New Zealand politician (1838–1927)

Edward Dockrill (1838 – 19 November 1927) was a New Zealand politician who served as the 8th Mayor of New Plymouth. He was known as a powerful advocate of public works, supported the protection of "indigenous land rights" and was a critic of pastoralism. He was also known to be an abolitionist.
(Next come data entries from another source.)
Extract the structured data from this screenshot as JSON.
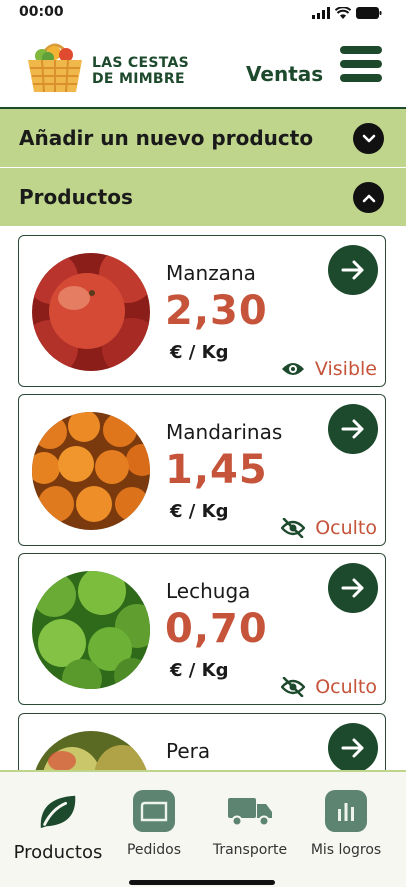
{
  "status_bar": {
    "time": "00:00"
  },
  "header": {
    "brand_line1": "LAS CESTAS",
    "brand_line2": "DE MIMBRE",
    "section": "Ventas"
  },
  "accordions": {
    "add_product": "Añadir un nuevo producto",
    "products": "Productos"
  },
  "products": [
    {
      "name": "Manzana",
      "price": "2,30",
      "unit": "€ / Kg",
      "visibility": "Visible"
    },
    {
      "name": "Mandarinas",
      "price": "1,45",
      "unit": "€ / Kg",
      "visibility": "Oculto"
    },
    {
      "name": "Lechuga",
      "price": "0,70",
      "unit": "€ / Kg",
      "visibility": "Oculto"
    },
    {
      "name": "Pera"
    }
  ],
  "tabs": [
    {
      "label": "Productos",
      "icon": "leaf-icon",
      "active": true
    },
    {
      "label": "Pedidos",
      "icon": "folder-icon"
    },
    {
      "label": "Transporte",
      "icon": "truck-icon"
    },
    {
      "label": "Mis logros",
      "icon": "chart-icon"
    }
  ],
  "colors": {
    "primary": "#1d4a2c",
    "accent": "#c5543a",
    "section_bg": "#bfd58c"
  }
}
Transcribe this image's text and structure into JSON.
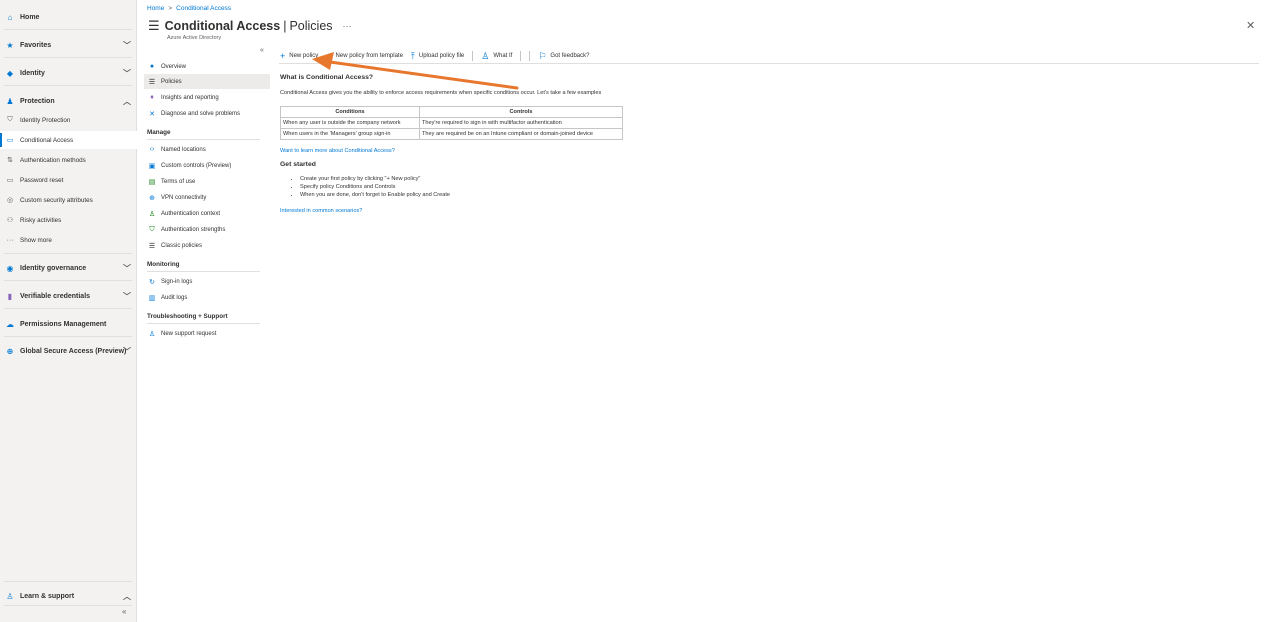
{
  "leftnav": {
    "items": [
      {
        "label": "Home",
        "icon": "home-icon",
        "glyph": "🏠︎",
        "color": "#0078d4"
      },
      {
        "label": "Favorites",
        "icon": "star-icon",
        "glyph": "★",
        "color": "#0078d4"
      },
      {
        "label": "Identity",
        "icon": "identity-icon",
        "glyph": "◆",
        "color": "#0078d4"
      },
      {
        "label": "Protection",
        "icon": "protection-icon",
        "glyph": "👥︎",
        "color": "#0078d4"
      }
    ],
    "protection_sub": [
      {
        "label": "Identity Protection",
        "icon": "shield-icon"
      },
      {
        "label": "Conditional Access",
        "icon": "conditional-access-icon"
      },
      {
        "label": "Authentication methods",
        "icon": "authentication-methods-icon"
      },
      {
        "label": "Password reset",
        "icon": "password-reset-icon"
      },
      {
        "label": "Custom security attributes",
        "icon": "custom-security-attributes-icon"
      },
      {
        "label": "Risky activities",
        "icon": "risky-activities-icon"
      },
      {
        "label": "Show more",
        "icon": "more-icon"
      }
    ],
    "lower_items": [
      {
        "label": "Identity governance"
      },
      {
        "label": "Verifiable credentials"
      },
      {
        "label": "Permissions Management"
      },
      {
        "label": "Global Secure Access (Preview)"
      }
    ],
    "learn_support": "Learn & support",
    "collapse": "«"
  },
  "breadcrumb": {
    "home": "Home",
    "sep": ">",
    "current": "Conditional Access"
  },
  "header": {
    "service": "Conditional Access",
    "separator": "|",
    "page": "Policies",
    "more": "···",
    "subtitle": "Azure Active Directory",
    "close": "✕"
  },
  "resource_menu": {
    "collapse": "«",
    "top_items": [
      "Overview",
      "Policies",
      "Insights and reporting",
      "Diagnose and solve problems"
    ],
    "manage_title": "Manage",
    "manage_items": [
      "Named locations",
      "Custom controls (Preview)",
      "Terms of use",
      "VPN connectivity",
      "Authentication context",
      "Authentication strengths",
      "Classic policies"
    ],
    "monitoring_title": "Monitoring",
    "monitoring_items": [
      "Sign-in logs",
      "Audit logs"
    ],
    "troubleshooting_title": "Troubleshooting + Support",
    "troubleshooting_items": [
      "New support request"
    ]
  },
  "commands": {
    "new_policy": "New policy",
    "new_from_template": "New policy from template",
    "upload": "Upload policy file",
    "what_if": "What If",
    "feedback": "Got feedback?"
  },
  "content": {
    "heading": "What is Conditional Access?",
    "intro": "Conditional Access gives you the ability to enforce access requirements when specific conditions occur. Let's take a few examples",
    "table": {
      "headers": [
        "Conditions",
        "Controls"
      ],
      "rows": [
        [
          "When any user is outside the company network",
          "They're required to sign in with multifactor authentication"
        ],
        [
          "When users in the 'Managers' group sign-in",
          "They are required be on an Intune compliant or domain-joined device"
        ]
      ]
    },
    "learn_link": "Want to learn more about Conditional Access?",
    "get_started": "Get started",
    "steps": [
      "Create your first policy by clicking \"+ New policy\"",
      "Specify policy Conditions and Controls",
      "When you are done, don't forget to Enable policy and Create"
    ],
    "scenarios_link": "Interested in common scenarios?"
  },
  "colors": {
    "accent": "#0078d4",
    "arrow": "#e8772e"
  }
}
Dockrill was born in the Bay of Islands district of New Plymouth, and was the first mayor of the port.

By the mid-1800s he had worked as a state-appointed surveyor, and by 1899 had formed a natural resource consulting firm, Jemmingit. He also began a company selling timber. In 1903 he was appointed New Plymouth's 16th Mayor.

==Biography==

===Early life===
Dockrill was born in County Wexford, Ireland in 1838. He left Ireland and moved to New Zealand in 1866 aboard the ship Ballarat, landing in Auckland. He then spent fourteen years gold mining on the West Coast and later in Thames. In 1880 he moved to New Plymouth and set up business there as a shoemaker. He later married Elizabeth Bosworth on 26 December 1882.

===Political career===
In August 1885, Dockrill was elected to the New Plymouth council and served until he was elected as Mayor of New Plymouth in December 1897. He served until May 1903 and was re-elected for a second spell as Mayor between 1906 and 1908. He also served on the Hospital and Charitable Aid Board, the local school committee, and a member of the Board of Governors of New Plymouth High School.

Dockrill stood for Parliament in the 1887 election for the Taranaki electorate, coming third. He later stood in the 1907 Taranaki by-election as the officially endorsed candidate of the Liberal Party, coming a close second.

===Death===
Dockrill died in New Plymouth on 19 November 1927.